The calibrated ideal tax (which varies over time) depends on the numerical estimates undergirding the DICE model. Yet, as we shall see, every step in Nordhaus's argument relies on estimates subject to great uncertainty. Therefore, even if mainstream economists accept the argument's basic premise for a carbon tax, they should hesitate to clamor for implementation of the tax. In the remainder of this section, I summarize these key areas of uncertainty.

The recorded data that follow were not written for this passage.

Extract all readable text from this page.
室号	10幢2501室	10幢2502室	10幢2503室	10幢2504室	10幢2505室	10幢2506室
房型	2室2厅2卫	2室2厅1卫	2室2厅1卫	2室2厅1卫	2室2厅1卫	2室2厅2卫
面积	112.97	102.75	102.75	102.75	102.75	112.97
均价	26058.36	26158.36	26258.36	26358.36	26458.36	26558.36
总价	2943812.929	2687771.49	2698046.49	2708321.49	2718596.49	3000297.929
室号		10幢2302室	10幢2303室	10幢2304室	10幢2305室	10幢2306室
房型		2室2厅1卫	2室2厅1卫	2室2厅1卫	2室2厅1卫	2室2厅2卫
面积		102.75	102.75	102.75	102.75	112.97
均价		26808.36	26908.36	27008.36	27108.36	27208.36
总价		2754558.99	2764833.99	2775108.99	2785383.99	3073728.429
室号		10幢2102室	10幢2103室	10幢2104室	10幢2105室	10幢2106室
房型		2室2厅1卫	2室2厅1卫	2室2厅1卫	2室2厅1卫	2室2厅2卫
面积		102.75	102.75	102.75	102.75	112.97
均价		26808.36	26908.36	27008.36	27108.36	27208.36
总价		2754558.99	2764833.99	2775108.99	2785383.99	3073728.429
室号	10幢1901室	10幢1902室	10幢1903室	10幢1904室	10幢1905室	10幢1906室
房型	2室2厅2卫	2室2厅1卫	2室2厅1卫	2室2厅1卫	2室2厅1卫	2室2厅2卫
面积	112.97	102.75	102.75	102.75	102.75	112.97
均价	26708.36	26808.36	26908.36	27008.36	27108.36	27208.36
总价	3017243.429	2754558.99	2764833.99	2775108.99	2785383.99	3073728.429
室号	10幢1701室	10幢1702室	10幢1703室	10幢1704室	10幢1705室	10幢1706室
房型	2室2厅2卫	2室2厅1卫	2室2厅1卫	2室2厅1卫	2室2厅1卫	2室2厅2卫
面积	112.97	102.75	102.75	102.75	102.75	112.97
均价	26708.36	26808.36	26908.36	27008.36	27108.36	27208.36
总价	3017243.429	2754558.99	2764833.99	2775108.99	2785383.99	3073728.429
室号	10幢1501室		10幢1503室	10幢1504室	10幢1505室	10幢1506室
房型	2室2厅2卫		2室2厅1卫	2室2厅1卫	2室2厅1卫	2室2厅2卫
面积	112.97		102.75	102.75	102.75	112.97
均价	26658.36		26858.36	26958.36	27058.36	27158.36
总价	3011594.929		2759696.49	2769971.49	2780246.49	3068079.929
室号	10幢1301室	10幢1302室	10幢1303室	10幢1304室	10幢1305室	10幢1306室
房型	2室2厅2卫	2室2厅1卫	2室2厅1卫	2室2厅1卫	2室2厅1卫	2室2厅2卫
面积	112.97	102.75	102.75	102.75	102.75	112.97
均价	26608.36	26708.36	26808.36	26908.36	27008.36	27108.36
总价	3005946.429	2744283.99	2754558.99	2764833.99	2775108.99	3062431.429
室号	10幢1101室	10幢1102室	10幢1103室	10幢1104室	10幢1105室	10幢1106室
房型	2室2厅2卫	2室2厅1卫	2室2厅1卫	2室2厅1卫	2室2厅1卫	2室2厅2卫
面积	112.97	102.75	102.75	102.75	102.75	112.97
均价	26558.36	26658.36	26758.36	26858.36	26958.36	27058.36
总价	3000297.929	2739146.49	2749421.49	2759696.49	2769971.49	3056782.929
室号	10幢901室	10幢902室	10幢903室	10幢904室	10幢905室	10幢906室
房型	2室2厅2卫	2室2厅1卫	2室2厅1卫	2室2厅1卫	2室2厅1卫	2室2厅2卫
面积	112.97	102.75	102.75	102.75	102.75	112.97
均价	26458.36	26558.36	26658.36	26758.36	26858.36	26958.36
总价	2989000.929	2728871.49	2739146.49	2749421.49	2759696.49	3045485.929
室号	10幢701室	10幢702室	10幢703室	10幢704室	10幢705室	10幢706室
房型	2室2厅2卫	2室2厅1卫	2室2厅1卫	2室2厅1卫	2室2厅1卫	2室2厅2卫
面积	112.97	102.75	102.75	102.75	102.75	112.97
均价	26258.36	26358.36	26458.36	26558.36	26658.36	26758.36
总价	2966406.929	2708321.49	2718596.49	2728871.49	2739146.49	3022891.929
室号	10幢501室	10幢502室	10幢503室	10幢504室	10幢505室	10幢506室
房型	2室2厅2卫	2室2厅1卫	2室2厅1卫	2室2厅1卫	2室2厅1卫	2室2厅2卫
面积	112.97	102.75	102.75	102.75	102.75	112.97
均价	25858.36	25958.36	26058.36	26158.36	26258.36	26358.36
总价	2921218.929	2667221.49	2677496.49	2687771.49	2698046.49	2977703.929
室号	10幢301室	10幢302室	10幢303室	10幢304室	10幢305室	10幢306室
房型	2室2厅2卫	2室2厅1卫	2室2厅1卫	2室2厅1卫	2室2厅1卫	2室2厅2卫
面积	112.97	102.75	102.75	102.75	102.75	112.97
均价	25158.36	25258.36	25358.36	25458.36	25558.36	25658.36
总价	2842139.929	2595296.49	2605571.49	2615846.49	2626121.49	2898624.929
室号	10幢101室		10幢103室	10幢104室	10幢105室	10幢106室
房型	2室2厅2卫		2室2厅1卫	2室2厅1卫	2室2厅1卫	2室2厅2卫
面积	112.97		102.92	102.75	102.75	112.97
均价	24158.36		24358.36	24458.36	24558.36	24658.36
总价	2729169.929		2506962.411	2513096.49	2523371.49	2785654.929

Uncertainty Area One: Future GHG Atmospheric Concentrations May Be Overstated

Unlike some other negative externalities, the impact of a given quantity of GHG emissions depends crucially on the concentration already in the atmosphere. Therefore, an efficient carbon tax regime must incorporate projections of future GHG concentrations as a function of time and of the taxes themselves. Yet these projections are not as straightforward as one might think. A major source of uncertainty concerns carbon "sinks," such as the oceans. As humans pump tons of carbon dioxide into the atmosphere, the oceans absorb some of it. This absorption mitigates the growth in atmospheric GHG concentrations and hence reduces the projected damages from a given amount of emissions. The problem for modelers is that the oceans are vast but finite sinks. In response to critics of earlier versions of his DICE model, Nordhaus explicitly adopted a "three-reservoir" model of carbon flows in his 1999 and subsequent versions (Nordhaus and Boyer 2000, 57). By its very nature, this particular model cannot be simply calibrated with historical measurements on carbon concentrations because the...